Final decision makers for new technology at most mortgage companies are likely in IT and finance. But to maximize the ROI of any new mortgage technology your organization adopts, it’s essential to get buy-in from your Loan Originators, as their adoption and efficient use of the tech is what will determine your return.

Here’s a breakdown of the many benefits of getting Originator buy-in on new mortgage technology, plus some tips on how to get them on board.

The Benefits of Getting Originator Buy-in on New Mortgage Tech

The first and most noticeable benefit of getting your Originators excited about any new technology you adopt is that you’ll enjoy a greater return on your investment. This is true for the simple reason that mortgage origination is a complex process. Every Originator has their own way of doing things.

Even if you offer them a better or more efficient way, many will resist simply because of the perceived hurdles in making a change. Switching to any new system – even one that’s infinitely better than what you have right now – takes time and energy. That’s time and energy they won’t be able to dedicate to closing loans using their current, predictable method.

And if your Originators aren’t using your shiny new mortgage technology platform to its peak potential, you’re probably paying for a lot of features that aren’t translating to better sales numbers, which means you aren’t enjoying the ROI that the software’s sales team promised you.

But there are other reasons that can have a big impact for your organization over the long term.

First, consider the impact new mortgage technology can have on your ability to recruit and retain top-performing Originators. As many as 45 percent of Millennials – now the largest generational group in the workforce – will quit a job that offers them sub-standard technology.

Any organization interested in attracting and retaining top employees has to be willing to provide those employees with the tools that will help them perform at the top of their game. In mortgage lending, technology options are increasingly available to streamline the work Originators do.

It isn’t just employees who will be happier and face fewer day-to-day frustrations when they have the right mortgage technology supporting them, either. Customers will also benefit. Today, the customer experience of getting a mortgage is typically disjointed and repetitive. It’s normal for a customer to be asked for the same information over and over. In many cases, customers are even asked to fax documents to their lender.

This is cumbersome and frustrating. It’s needlessly full of friction. And it can be corrected with mortgage tech that unifies the front-end point of sale with the back-end origination software. When all a customer’s data is stored in a single end-to-end platform, the shopping and buying experience is seamless and much more efficient.

And lenders that offer a hands-down better customer experience can expect to attract more customers and hang on to those they have.

Clearly, having fully operational mortgage technology can be a differentiator for your lending organization. So how can you get the Originator buy-in necessary to achieve higher ROI, better employee retention, and greater customer satisfaction?
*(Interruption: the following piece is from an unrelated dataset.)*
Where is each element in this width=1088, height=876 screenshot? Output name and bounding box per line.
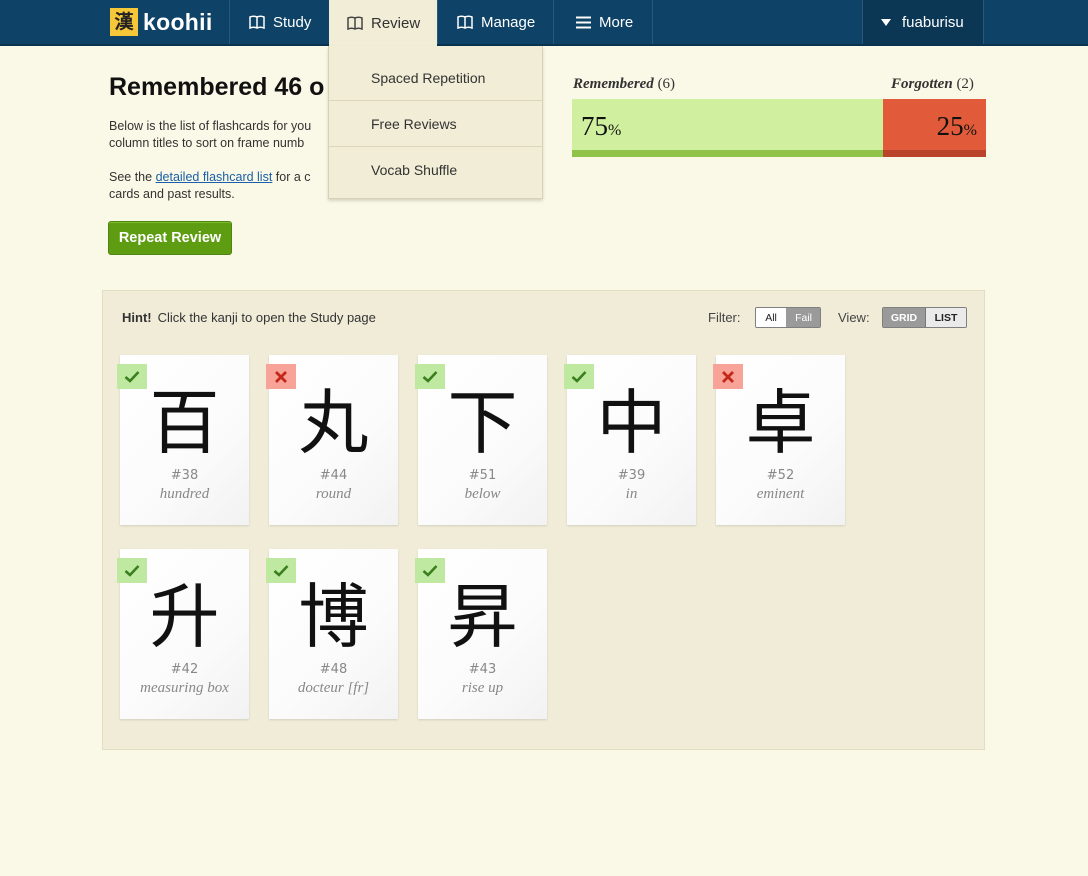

How to Get Originator Buy-in on New Mortgage Technology

Getting Originator buy-in on your newest mortgage technology can be a challenge – but it doesn’t have to be. To maximize the odds that your Originators are using every relevant feature, be sure to do the following:

Tip 1

Identify your Originators’ biggest pain points. This should happen before you even consider sales pitches for various mortgage tech platforms. How will you know if you need it until you know what your Originators are struggling with right now? Once you have a clear sense of what Originators wish they could do better, faster, or more efficiently, then choose tech that actually solves those problems.

Tip 2

Focus on getting top performers and leaders to adopt. Trying to get everyone to adopt new software on day one is probably a losing battle. Instead, focus on getting your top performers and those who act as leaders up to speed. Provide them with the resources they need to become wildly effective with your new mortgage technology. As they start outperforming, other Originators in your organization will clamor to learn the secrets of their improved performance, and you’ll have a much easier time facilitating adoption.

Tip 3

Promote successes internally to garner excitement among others. As your early users see great results with your new mortgage technology, find ways to highlight those wins to the rest of your team. This will hammer home the message that your newest tech investment can put more money in your Originators’ pockets by enabling them to do more in less time, which will motivate the rest to adopt.

Tip 4

Offer (compliant) incentives for adoption. No matter how well your first adoptees perform with your new tech, you’ll have a few holdouts who are reluctant to switch over. For them, find compliant incentives that will encourage them to use the new tech, such as entries in a raffle for every loan closed entirely with the new system. The initial hurdle of doing something different is usually the biggest, so helping your team take those first steps will go a long way toward getting them where you want them to be.

Mortgage Tech Alone Won’t Transform Your Bottom Line

Technology can have a transformative effect for mortgage lenders. But it’s just as important to note that technology alone won’t be enough to meaningfully change your bottom line. For maximum results, you’ll have to ensure that frontline users of the new tech – Originators – have bought in and are using it as intended. Convincing them to adopt the technology will have a significant impact on the ROI you see.